Portugal elegeu António José Seguro presidente com 66,7% dos votos, em eleição que mobilizou 99% da apuração e adiou a votação para 37 mil eleitores em algumas regiões do país
António José Seguro, do Partido Socialista, é o novo presidente de Portugal.
Com 99% dos votos apurados, o candidato de esquerda, que recebeu apoio dos candidatos de partidos de centro no 2º turno, tem 66,7% dos votos válidos contra 33,3% de André Ventura, do partido de extrema-direita Chega.
Duas pesquisas de boca de urna divulgadas após o fechamento das urnas – 19h do horário local e 16h em Brasília (8) – já apontavam a vitória, prevista nas pesquisas de intenção de voto. A jornalistas, antes de seu pronunciamento oficial como eleito, Seguro afirmou:
Reação dos candidatos
“Não vencemos estas eleições presidenciais, mas estamos a fazer história! Obrigado pela confiança”.
António José Seguro tem 63 anos e é um político socialista de longa data.
Durante a campanha, ele posicionou-se como um candidato moderado que cooperará com o governo minoritário de centro-direita de Portugal, repudiando as diatribes anti-establishment e anti-imigração de Ventura, e, sendo assim, conquistou o apoio de outros políticos tradicionais, tanto de esquerda quanto de direita, que desejam conter a crescente onda populista.

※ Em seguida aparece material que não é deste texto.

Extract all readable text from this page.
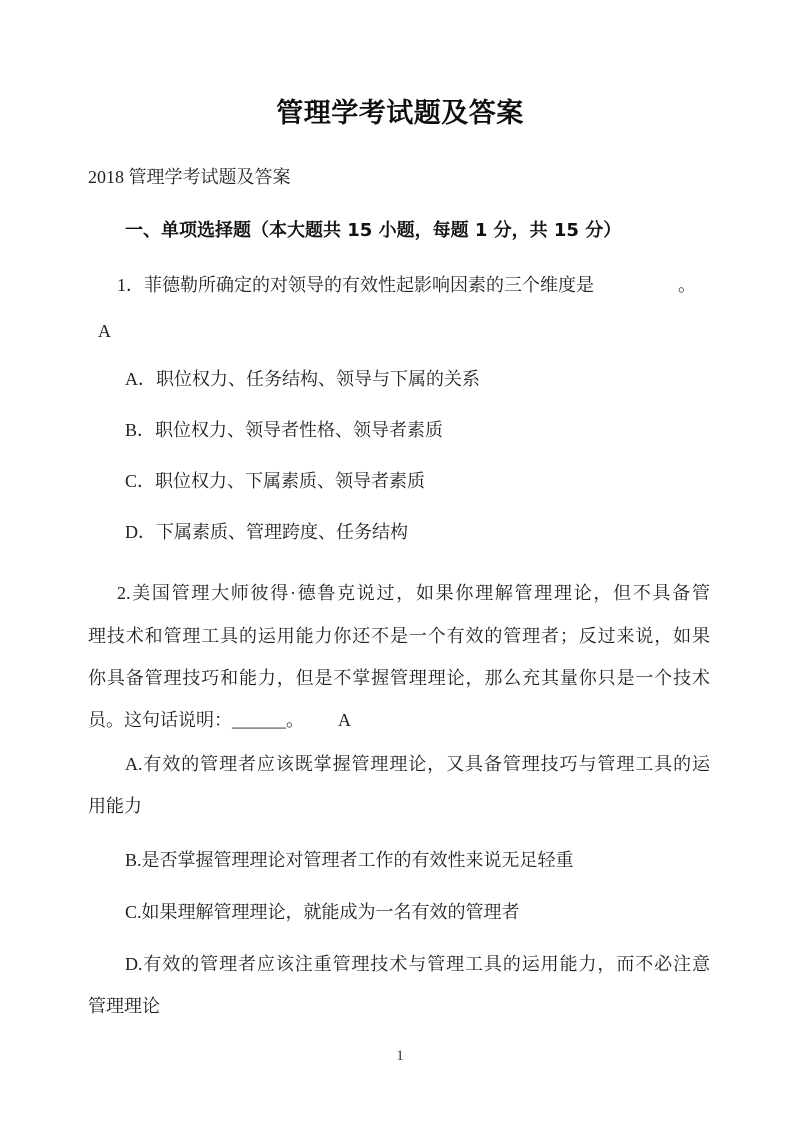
管理学考试题及答案
2018 管理学考试题及答案
一、单项选择题（本大题共 15 小题，每题 1 分，共 15 分）
1．菲德勒所确定的对领导的有效性起影响因素的三个维度是	。
A
A．职位权力、任务结构、领导与下属的关系
B．职位权力、领导者性格、领导者素质
C．职位权力、下属素质、领导者素质
D．下属素质、管理跨度、任务结构
2.美国管理大师彼得·德鲁克说过，如果你理解管理理论，但不具备管
理技术和管理工具的运用能力你还不是一个有效的管理者；反过来说，如果
你具备管理技巧和能力，但是不掌握管理理论，那么充其量你只是一个技术
员。这句话说明：______。 A
A.有效的管理者应该既掌握管理理论，又具备管理技巧与管理工具的运
用能力
B.是否掌握管理理论对管理者工作的有效性来说无足轻重
C.如果理解管理理论，就能成为一名有效的管理者
D.有效的管理者应该注重管理技术与管理工具的运用能力，而不必注意
管理理论
1
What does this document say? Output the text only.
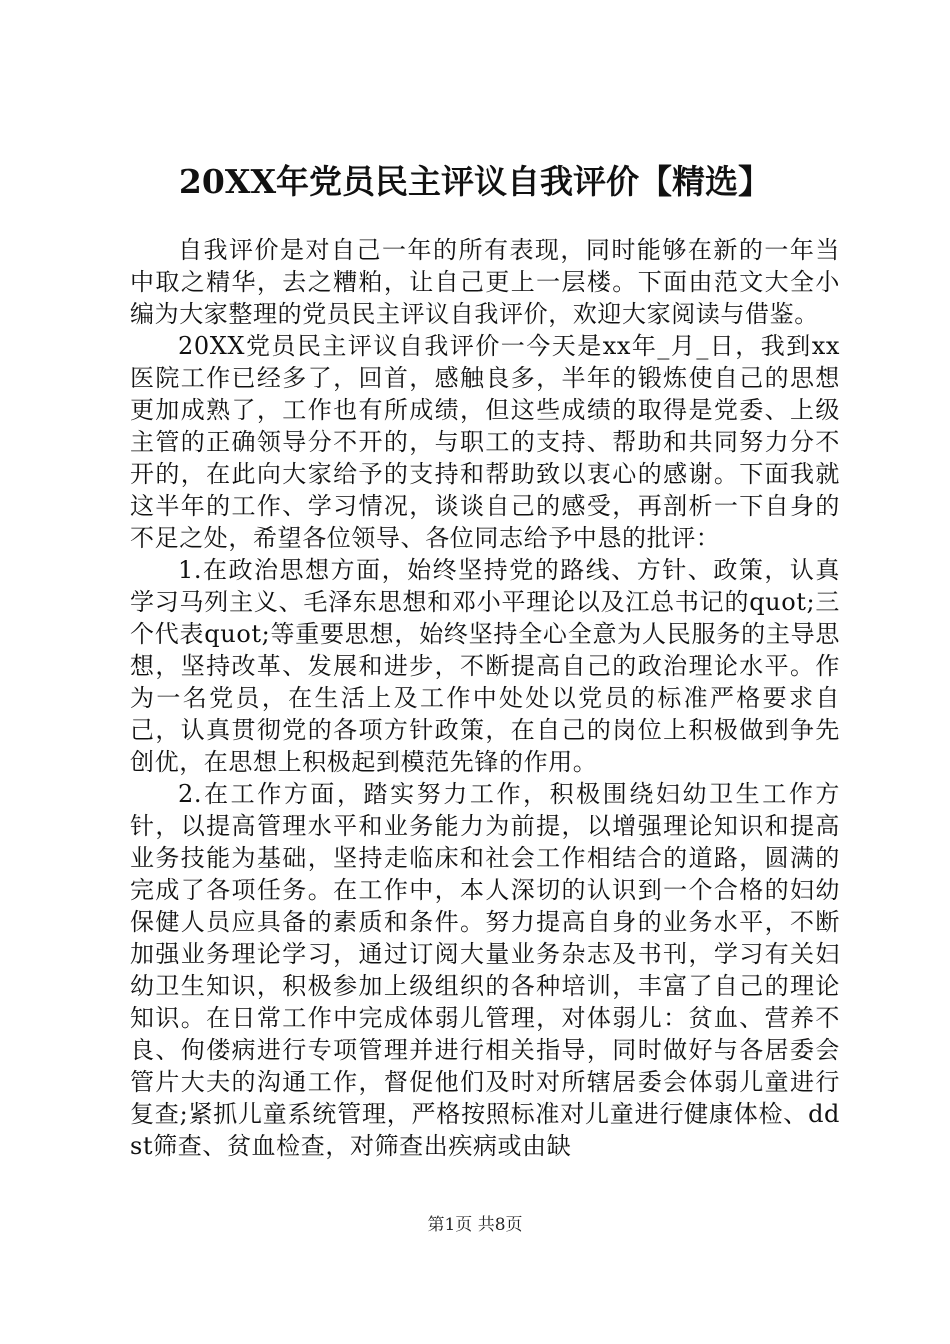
20XX年党员民主评议自我评价【精选】

自我评价是对自己一年的所有表现，同时能够在新的一年当中取之精华，去之糟粕，让自己更上一层楼。下面由范文大全小编为大家整理的党员民主评议自我评价，欢迎大家阅读与借鉴。

20XX党员民主评议自我评价一今天是xx年_月_日，我到xx医院工作已经多了，回首，感触良多，半年的锻炼使自己的思想更加成熟了，工作也有所成绩，但这些成绩的取得是党委、上级主管的正确领导分不开的，与职工的支持、帮助和共同努力分不开的，在此向大家给予的支持和帮助致以衷心的感谢。下面我就这半年的工作、学习情况，谈谈自己的感受，再剖析一下自身的不足之处，希望各位领导、各位同志给予中恳的批评：

1.在政治思想方面，始终坚持党的路线、方针、政策，认真学习马列主义、毛泽东思想和邓小平理论以及江总书记的quot;三个代表quot;等重要思想，始终坚持全心全意为人民服务的主导思想，坚持改革、发展和进步，不断提高自己的政治理论水平。作为一名党员，在生活上及工作中处处以党员的标准严格要求自己，认真贯彻党的各项方针政策，在自己的岗位上积极做到争先创优，在思想上积极起到模范先锋的作用。

2.在工作方面，踏实努力工作，积极围绕妇幼卫生工作方针，以提高管理水平和业务能力为前提，以增强理论知识和提高业务技能为基础，坚持走临床和社会工作相结合的道路，圆满的完成了各项任务。在工作中，本人深切的认识到一个合格的妇幼保健人员应具备的素质和条件。努力提高自身的业务水平，不断加强业务理论学习，通过订阅大量业务杂志及书刊，学习有关妇幼卫生知识，积极参加上级组织的各种培训，丰富了自己的理论知识。在日常工作中完成体弱儿管理，对体弱儿：贫血、营养不良、佝偻病进行专项管理并进行相关指导，同时做好与各居委会管片大夫的沟通工作，督促他们及时对所辖居委会体弱儿童进行复查;紧抓儿童系统管理，严格按照标准对儿童进行健康体检、ddst筛查、贫血检查，对筛查出疾病或由缺

第1页 共8页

Apesar da derrota deste domingo, André Ventura, de 43 anos, segue em sua escalada de popularidade no país. O apoio crescente a ele e seu partido reflete, contudo, a influência cada vez maior da extrema-direita em Portugal e em grande parte da Europa.
No ano passado, o partido dele, o Chega, tornou-se a segunda maior força parlamentar portuguesa, ultrapassando os socialistas e ficando atrás da aliança governante de centro-direita, que obteve 31,2%.
O Poder Executivo de Portugal é dividido entre duas figuras: o presidente e o primeiro-ministro. Por conta do sistema político do país, o semipresidencialismo, é o prêmie que cuida do dia a dia do governo e o presidente tem um papel mais cerimonial, representando o país internacionalmente e intervindo quando achar necessário.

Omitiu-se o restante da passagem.